Milano, 23 luglio 2016 - Il rischio è alto. È quello di accanirsi nella ricerca di indizi e fili neri sempre più labili e sottili, di insistere nell’inseguimento di testimoni con memorie sempre più lontane e confuse, nella speranza di individuare responsabili ormai forse defunti, o comunque persone totalmente diverse da quello che erano trenta o quaranta anni fa. Succede così, per esempio, ai magistrati che ancora oggi cercano di capire cosa avvenne in piazza della Loggia a Brescia, a fine maggio1974 , otto morti e un centinaio di feriti durante una manifestazione dei sindacati per una bomba lasciata da qualcuno in un cestino dalla spazzatura.

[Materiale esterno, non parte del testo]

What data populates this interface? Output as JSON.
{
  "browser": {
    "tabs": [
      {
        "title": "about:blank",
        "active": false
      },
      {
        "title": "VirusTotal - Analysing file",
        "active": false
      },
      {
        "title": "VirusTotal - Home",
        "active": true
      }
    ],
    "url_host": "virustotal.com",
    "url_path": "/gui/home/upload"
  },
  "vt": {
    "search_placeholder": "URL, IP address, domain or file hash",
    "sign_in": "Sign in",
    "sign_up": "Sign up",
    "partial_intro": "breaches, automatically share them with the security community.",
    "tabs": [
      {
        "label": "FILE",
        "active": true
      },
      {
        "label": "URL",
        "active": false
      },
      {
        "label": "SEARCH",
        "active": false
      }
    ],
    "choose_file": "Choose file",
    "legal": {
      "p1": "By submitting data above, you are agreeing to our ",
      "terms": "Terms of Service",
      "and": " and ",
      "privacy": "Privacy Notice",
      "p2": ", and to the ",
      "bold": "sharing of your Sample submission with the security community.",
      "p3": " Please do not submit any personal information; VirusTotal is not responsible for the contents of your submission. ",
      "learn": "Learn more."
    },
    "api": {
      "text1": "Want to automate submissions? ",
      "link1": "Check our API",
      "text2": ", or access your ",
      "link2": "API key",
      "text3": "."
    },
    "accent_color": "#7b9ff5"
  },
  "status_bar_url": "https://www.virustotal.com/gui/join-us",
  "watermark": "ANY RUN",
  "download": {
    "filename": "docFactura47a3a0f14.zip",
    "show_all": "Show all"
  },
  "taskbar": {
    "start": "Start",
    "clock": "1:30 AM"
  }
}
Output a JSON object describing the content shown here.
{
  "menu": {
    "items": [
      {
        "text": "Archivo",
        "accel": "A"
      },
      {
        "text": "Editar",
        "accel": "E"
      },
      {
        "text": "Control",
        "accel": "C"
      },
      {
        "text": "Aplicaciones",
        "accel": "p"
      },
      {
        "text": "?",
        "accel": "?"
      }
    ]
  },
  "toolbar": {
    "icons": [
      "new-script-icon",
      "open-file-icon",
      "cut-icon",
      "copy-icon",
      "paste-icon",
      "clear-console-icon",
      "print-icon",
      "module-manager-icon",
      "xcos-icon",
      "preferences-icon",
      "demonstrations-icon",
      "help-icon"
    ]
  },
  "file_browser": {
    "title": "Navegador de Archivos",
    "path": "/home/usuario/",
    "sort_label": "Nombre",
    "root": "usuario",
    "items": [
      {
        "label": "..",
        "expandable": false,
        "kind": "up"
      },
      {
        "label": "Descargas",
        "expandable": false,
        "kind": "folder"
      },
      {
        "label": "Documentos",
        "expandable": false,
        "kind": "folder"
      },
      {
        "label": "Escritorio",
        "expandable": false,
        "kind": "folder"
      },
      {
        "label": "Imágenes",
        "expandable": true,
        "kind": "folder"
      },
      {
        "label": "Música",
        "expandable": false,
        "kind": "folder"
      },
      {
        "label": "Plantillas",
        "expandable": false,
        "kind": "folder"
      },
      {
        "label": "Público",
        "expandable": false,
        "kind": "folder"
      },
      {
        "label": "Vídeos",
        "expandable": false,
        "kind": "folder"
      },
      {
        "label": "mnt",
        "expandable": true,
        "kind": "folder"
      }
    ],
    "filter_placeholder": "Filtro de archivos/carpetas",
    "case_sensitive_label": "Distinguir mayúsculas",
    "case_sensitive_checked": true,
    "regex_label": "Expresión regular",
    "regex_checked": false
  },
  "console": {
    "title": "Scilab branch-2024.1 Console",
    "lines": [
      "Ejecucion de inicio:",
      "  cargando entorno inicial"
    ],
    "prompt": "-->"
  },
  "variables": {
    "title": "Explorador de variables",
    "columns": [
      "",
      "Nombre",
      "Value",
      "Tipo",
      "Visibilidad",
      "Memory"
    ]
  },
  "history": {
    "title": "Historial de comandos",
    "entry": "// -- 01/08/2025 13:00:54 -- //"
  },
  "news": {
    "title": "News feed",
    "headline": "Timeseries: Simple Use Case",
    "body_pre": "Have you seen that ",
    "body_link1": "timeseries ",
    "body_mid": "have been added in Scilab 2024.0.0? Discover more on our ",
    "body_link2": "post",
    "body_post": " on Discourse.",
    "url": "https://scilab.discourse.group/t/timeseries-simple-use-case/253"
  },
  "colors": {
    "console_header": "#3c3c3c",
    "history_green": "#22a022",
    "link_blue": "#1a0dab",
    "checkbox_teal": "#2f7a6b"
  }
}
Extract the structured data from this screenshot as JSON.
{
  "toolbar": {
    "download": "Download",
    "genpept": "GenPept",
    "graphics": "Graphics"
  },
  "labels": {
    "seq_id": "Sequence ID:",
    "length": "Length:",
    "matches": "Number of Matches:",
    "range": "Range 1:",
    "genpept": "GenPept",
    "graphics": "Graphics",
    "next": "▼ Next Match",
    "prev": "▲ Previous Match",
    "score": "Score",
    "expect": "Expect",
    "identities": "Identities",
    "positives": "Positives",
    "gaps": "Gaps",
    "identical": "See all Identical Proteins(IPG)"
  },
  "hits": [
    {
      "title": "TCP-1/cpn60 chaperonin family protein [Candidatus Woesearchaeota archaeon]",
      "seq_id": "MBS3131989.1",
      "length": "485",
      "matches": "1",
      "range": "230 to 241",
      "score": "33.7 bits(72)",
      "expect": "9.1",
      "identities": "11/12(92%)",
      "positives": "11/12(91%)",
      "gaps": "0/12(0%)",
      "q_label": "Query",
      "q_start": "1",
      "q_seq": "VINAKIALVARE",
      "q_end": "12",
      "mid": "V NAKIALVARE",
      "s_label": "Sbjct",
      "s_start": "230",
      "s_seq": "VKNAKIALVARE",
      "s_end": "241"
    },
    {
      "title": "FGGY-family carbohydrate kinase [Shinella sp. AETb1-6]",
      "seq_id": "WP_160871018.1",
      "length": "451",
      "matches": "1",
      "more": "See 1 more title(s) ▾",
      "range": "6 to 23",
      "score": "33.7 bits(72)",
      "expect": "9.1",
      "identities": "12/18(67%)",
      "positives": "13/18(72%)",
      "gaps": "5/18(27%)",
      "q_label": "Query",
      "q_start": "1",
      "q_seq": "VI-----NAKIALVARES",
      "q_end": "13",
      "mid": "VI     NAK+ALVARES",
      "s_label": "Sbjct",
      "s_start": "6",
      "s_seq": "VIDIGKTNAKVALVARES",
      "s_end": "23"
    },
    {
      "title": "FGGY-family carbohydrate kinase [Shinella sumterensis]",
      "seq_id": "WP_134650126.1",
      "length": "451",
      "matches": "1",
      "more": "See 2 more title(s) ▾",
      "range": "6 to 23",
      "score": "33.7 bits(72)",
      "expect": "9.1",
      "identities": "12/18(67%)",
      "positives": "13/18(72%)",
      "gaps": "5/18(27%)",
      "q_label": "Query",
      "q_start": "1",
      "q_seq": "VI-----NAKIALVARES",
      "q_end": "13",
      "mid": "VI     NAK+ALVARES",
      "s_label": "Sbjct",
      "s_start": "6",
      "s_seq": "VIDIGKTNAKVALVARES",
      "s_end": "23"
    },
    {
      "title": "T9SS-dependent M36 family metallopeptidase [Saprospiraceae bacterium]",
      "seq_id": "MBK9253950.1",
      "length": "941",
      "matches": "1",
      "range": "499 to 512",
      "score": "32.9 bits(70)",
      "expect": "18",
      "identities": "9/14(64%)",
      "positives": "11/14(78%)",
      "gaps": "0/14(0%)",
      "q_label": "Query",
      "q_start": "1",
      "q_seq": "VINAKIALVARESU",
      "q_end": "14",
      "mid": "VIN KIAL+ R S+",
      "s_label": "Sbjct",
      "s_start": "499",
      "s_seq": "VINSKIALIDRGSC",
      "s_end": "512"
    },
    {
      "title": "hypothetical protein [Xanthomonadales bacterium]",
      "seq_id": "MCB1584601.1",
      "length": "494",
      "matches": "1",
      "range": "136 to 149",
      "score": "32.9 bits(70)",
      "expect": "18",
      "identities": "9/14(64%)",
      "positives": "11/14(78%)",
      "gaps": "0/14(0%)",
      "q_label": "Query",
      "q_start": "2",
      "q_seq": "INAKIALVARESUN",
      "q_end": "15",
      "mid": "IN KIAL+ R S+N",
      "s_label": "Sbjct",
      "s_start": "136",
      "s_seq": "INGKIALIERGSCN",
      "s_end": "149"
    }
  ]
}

Un anno fa, dopo che la Cassazione a sorpresa aveva riaperto la vicenda giudiziaria, arrivò la condanna all’ergastolo per il leader neonazista di Ordine nuovo dell’epoca, Carlo Maria Maggi, medico veneziano ormai ottantunenne e malato, sospetto mandante della strage. Ma anche per Maurizio Tramonte, all’epoca giovane camerata che partecipò alle fasi preparative dell’attentato anche come collaboratore dei servizi segreti, che però si sarebbe «dimenticato» di avvisare i suoi referenti circa i propositi del gruppo nero. A giorni si conosceranno le motivazioni delle clamorose condanne di un anno fa, giunte al termine del dodicesimo processo celebrato per la bomba di Brescia, 41 anni dopo i fatti. Ma i magistrati continuano a cercare. E così ora arriva la conferma (in termini di probabilità, non di certezza, dal confronto di due fotografie d’epoca eseguito dai periti) che quella mattina in piazza a Brescia c’era anche Marco Toffaloni, altro neofascista veneto, indicato da un camerata «pentito» come uno dei ragazzini esaltati che potrebbero aver messo materialmente nel cestino la gelignite preparata per l’occasione dall’esperto di esplosivi di Ordine nuovo Carlo Digilio, ormai defunto ma reo confesso. Toffaloni, non ancora 60enne e cittadino svizzero, finora non si è voluto far interrogare. E i magistrati continuano a cercare, anche dopo così tanto tempo. Il rischio è alto, ma l’alternativa è la rassegnazione. La presa d’atto di un’impossibilità come è avvenuto per gli esecutori materiali della strage di piazza Fontana, ancora ignoti. E non è un bell’esempio.